Yang dimaksud dengan istilah ‘dasar-jiwa’ yaitu keadaan jiwa yang asli menurut kodratnya sendiri dan belum dipengaruhi oleh keadaan di luar diri. Dengan kata lain, keadaan jiwa yang dibawa oleh anak ketika lahir di dunia. Mengenai dasar jiwa yang dimiliki anak-anak itu, terdapat tiga aliran yang berhubungan dengan soal daya Pendidikan. Pertama, yaitu anak yang lahir di dunia itu diumpamakan seperti sehelai kertas yang belum ditulis, sehingga kaum pendidik boleh mengisi kertas yang kosong itu menurut kehendaknya. Artinya, si pendidikk berkuasa sepenuhnya untuk membentuk watak atau budi seperti yang diinginkan. Teori ini dinamakan teori rasa (lapisan lilin yang masih dapat dicoret-coret oleh si pendidik). Namun, aliran ini merupakan aliran lama yang sekarang hampir tidak diakui kebenarannya di kalangan kaum cendikiawan.

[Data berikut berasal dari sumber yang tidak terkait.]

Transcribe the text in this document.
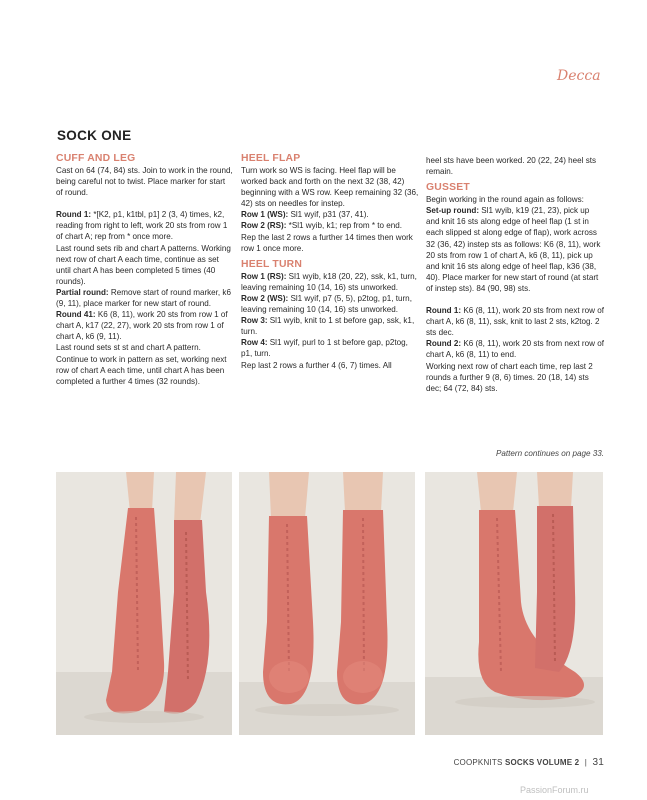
Decca
SOCK ONE

CUFF AND LEG

Cast on 64 (74, 84) sts. Join to work in the round, being careful not to twist. Place marker for start of round.

Round 1: *[K2, p1, k1tbl, p1] 2 (3, 4) times, k2, reading from right to left, work 20 sts from row 1 of chart A; rep from * once more.

Last round sets rib and chart A patterns. Working next row of chart A each time, continue as set until chart A has been completed 5 times (40 rounds).

Partial round: Remove start of round marker, k6 (9, 11), place marker for new start of round.

Round 41: K6 (8, 11), work 20 sts from row 1 of chart A, k17 (22, 27), work 20 sts from row 1 of chart A, k6 (9, 11).

Last round sets st st and chart A pattern. Continue to work in pattern as set, working next row of chart A each time, until chart A has been completed a further 4 times (32 rounds).

HEEL FLAP

Turn work so WS is facing. Heel flap will be worked back and forth on the next 32 (38, 42) beginning with a WS row. Keep remaining 32 (36, 42) sts on needles for instep.

Row 1 (WS): Sl1 wyif, p31 (37, 41).

Row 2 (RS): *Sl1 wyib, k1; rep from * to end.

Rep the last 2 rows a further 14 times then work row 1 once more.

HEEL TURN

Row 1 (RS): Sl1 wyib, k18 (20, 22), ssk, k1, turn, leaving remaining 10 (14, 16) sts unworked.

Row 2 (WS): Sl1 wyif, p7 (5, 5), p2tog, p1, turn, leaving remaining 10 (14, 16) sts unworked.

Row 3: Sl1 wyib, knit to 1 st before gap, ssk, k1, turn.

Row 4: Sl1 wyif, purl to 1 st before gap, p2tog, p1, turn.

Rep last 2 rows a further 4 (6, 7) times. All

heel sts have been worked. 20 (22, 24) heel sts remain.

GUSSET

Begin working in the round again as follows:

Set-up round: Sl1 wyib, k19 (21, 23), pick up and knit 16 sts along edge of heel flap (1 st in each slipped st along edge of flap), work across 32 (36, 42) instep sts as follows: K6 (8, 11), work 20 sts from row 1 of chart A, k6 (8, 11), pick up and knit 16 sts along edge of heel flap, k36 (38, 40). Place marker for new start of round (at start of instep sts). 84 (90, 98) sts.

Round 1: K6 (8, 11), work 20 sts from next row of chart A, k6 (8, 11), ssk, knit to last 2 sts, k2tog. 2 sts dec.

Round 2: K6 (8, 11), work 20 sts from next row of chart A, k6 (8, 11) to end.

Working next row of chart each time, rep last 2 rounds a further 9 (8, 6) times. 20 (18, 14) sts dec; 64 (72, 84) sts.

Pattern continues on page 33.
COOPKNITS SOCKS VOLUME 2 | 31
PassionForum.ru
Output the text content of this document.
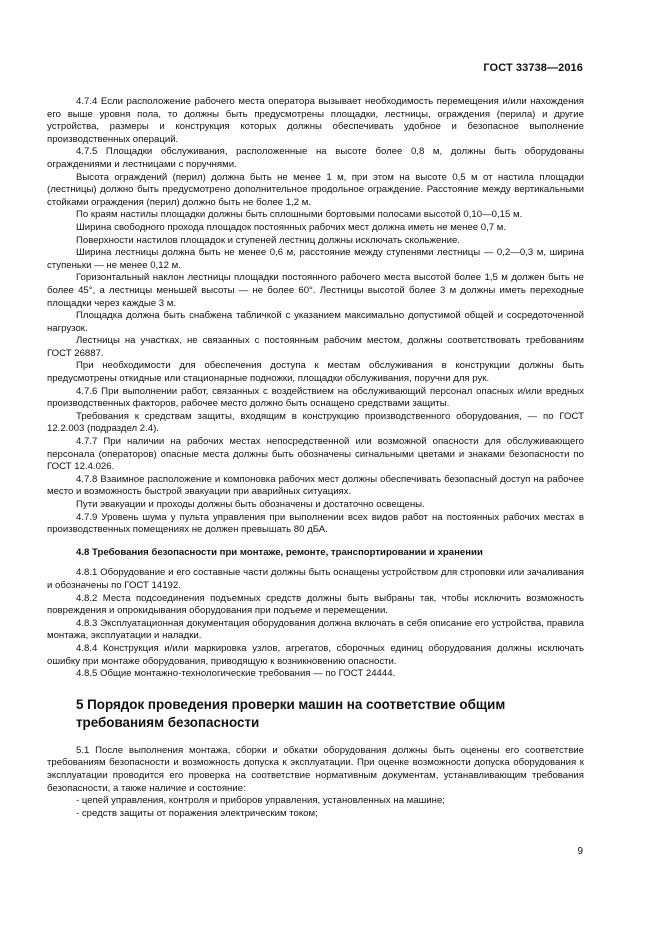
ГОСТ 33738—2016

4.7.4 Если расположение рабочего места оператора вызывает необходимость перемещения и/или нахождения его выше уровня пола, то должны быть предусмотрены площадки, лестницы, ограждения (перила) и другие устройства, размеры и конструкция которых должны обеспечивать удобное и безопасное выполнение производственных операций.

4.7.5 Площадки обслуживания, расположенные на высоте более 0,8 м, должны быть оборудованы ограждениями и лестницами с поручнями.

Высота ограждений (перил) должна быть не менее 1 м, при этом на высоте 0,5 м от настила площадки (лестницы) должно быть предусмотрено дополнительное продольное ограждение. Расстояние между вертикальными стойками ограждения (перил) должно быть не более 1,2 м.

По краям настилы площадки должны быть сплошными бортовыми полосами высотой 0,10—0,15 м.

Ширина свободного прохода площадок постоянных рабочих мест должна иметь не менее 0,7 м.

Поверхности настилов площадок и ступеней лестниц должны исключать скольжение.

Ширина лестницы должна быть не менее 0,6 м, расстояние между ступенями лестницы — 0,2—0,3 м, ширина ступеньки — не менее 0,12 м.

Горизонтальный наклон лестницы площадки постоянного рабочего места высотой более 1,5 м должен быть не более 45°, а лестницы меньшей высоты — не более 60°. Лестницы высотой более 3 м должны иметь переходные площадки через каждые 3 м.

Площадка должна быть снабжена табличкой с указанием максимально допустимой общей и сосредоточенной нагрузок.

Лестницы на участках, не связанных с постоянным рабочим местом, должны соответствовать требованиям ГОСТ 26887.

При необходимости для обеспечения доступа к местам обслуживания в конструкции должны быть предусмотрены откидные или стационарные подножки, площадки обслуживания, поручни для рук.

4.7.6 При выполнении работ, связанных с воздействием на обслуживающий персонал опасных и/или вредных производственных факторов, рабочее место должно быть оснащено средствами защиты.

Требования к средствам защиты, входящим в конструкцию производственного оборудования, — по ГОСТ 12.2.003 (подраздел 2.4).

4.7.7 При наличии на рабочих местах непосредственной или возможной опасности для обслуживающего персонала (операторов) опасные места должны быть обозначены сигнальными цветами и знаками безопасности по ГОСТ 12.4.026.

4.7.8 Взаимное расположение и компоновка рабочих мест должны обеспечивать безопасный доступ на рабочее место и возможность быстрой эвакуации при аварийных ситуациях.

Пути эвакуации и проходы должны быть обозначены и достаточно освещены.

4.7.9 Уровень шума у пульта управления при выполнении всех видов работ на постоянных рабочих местах в производственных помещениях не должен превышать 80 дБА.

4.8 Требования безопасности при монтаже, ремонте, транспортировании и хранении

4.8.1 Оборудование и его составные части должны быть оснащены устройством для строповки или зачаливания и обозначены по ГОСТ 14192.

4.8.2 Места подсоединения подъемных средств должны быть выбраны так, чтобы исключить возможность повреждения и опрокидывания оборудования при подъеме и перемещении.

4.8.3 Эксплуатационная документация оборудования должна включать в себя описание его устройства, правила монтажа, эксплуатации и наладки.

4.8.4 Конструкция и/или маркировка узлов, агрегатов, сборочных единиц оборудования должны исключать ошибку при монтаже оборудования, приводящую к возникновению опасности.

4.8.5 Общие монтажно-технологические требования — по ГОСТ 24444.

5 Порядок проведения проверки машин на соответствие общим
требованиям безопасности

5.1 После выполнения монтажа, сборки и обкатки оборудования должны быть оценены его соответствие требованиям безопасности и возможность допуска к эксплуатации. При оценке возможности допуска оборудования к эксплуатации проводится его проверка на соответствие нормативным документам, устанавливающим требования безопасности, а также наличие и состояние:

- цепей управления, контроля и приборов управления, установленных на машине;
- средств защиты от поражения электрическим током;
9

Kedua, ialah aliran negative, yang berpendapat, bahwa anak itu lahir sebagai
sehelai kertas yang sudah
ditulisi
sepenuhnya,
sehingga pendidikan dari siapapun tidak mungkin
dapat mengubah karakter anak. Pendidikan hanya dapat mengawasi
dan mengamati supaya pengaruh- pengaruh yang jahat tidak mendekati diri anak. Jadi, aliran negatif menganggap bahwa pendidikan hanya dapat
menolak
pengaruh- pengaruh dari luar, sedangkan budi pekerti yang tidak nampak ada di dalam jiwa anak tak akan diwujudkan.
Ketiga,
ialah
aliran
yang
terkenal dengan
nama convergentie-theorie. Teori ini mengajarkan, bahwa anak yang dilahirkan itu diumpamakan sehelai kertas yang sudah ditulisi penuh, tetapi semua tulisan-tulisan itu suram. Lebih lanjut menurut aliran ini, pendidikan itu berkewajiban dan berkuasa
menebalkan segala tulisan
yang suram
dan yang berisi
baik, agar kelak nampak sebagai
budi pekerti yang baik. Segala tulisan yang mengandung arti jahat hendaknya dibiarkan, agar jangan sampai menjadi tebal, bahkan makin suram.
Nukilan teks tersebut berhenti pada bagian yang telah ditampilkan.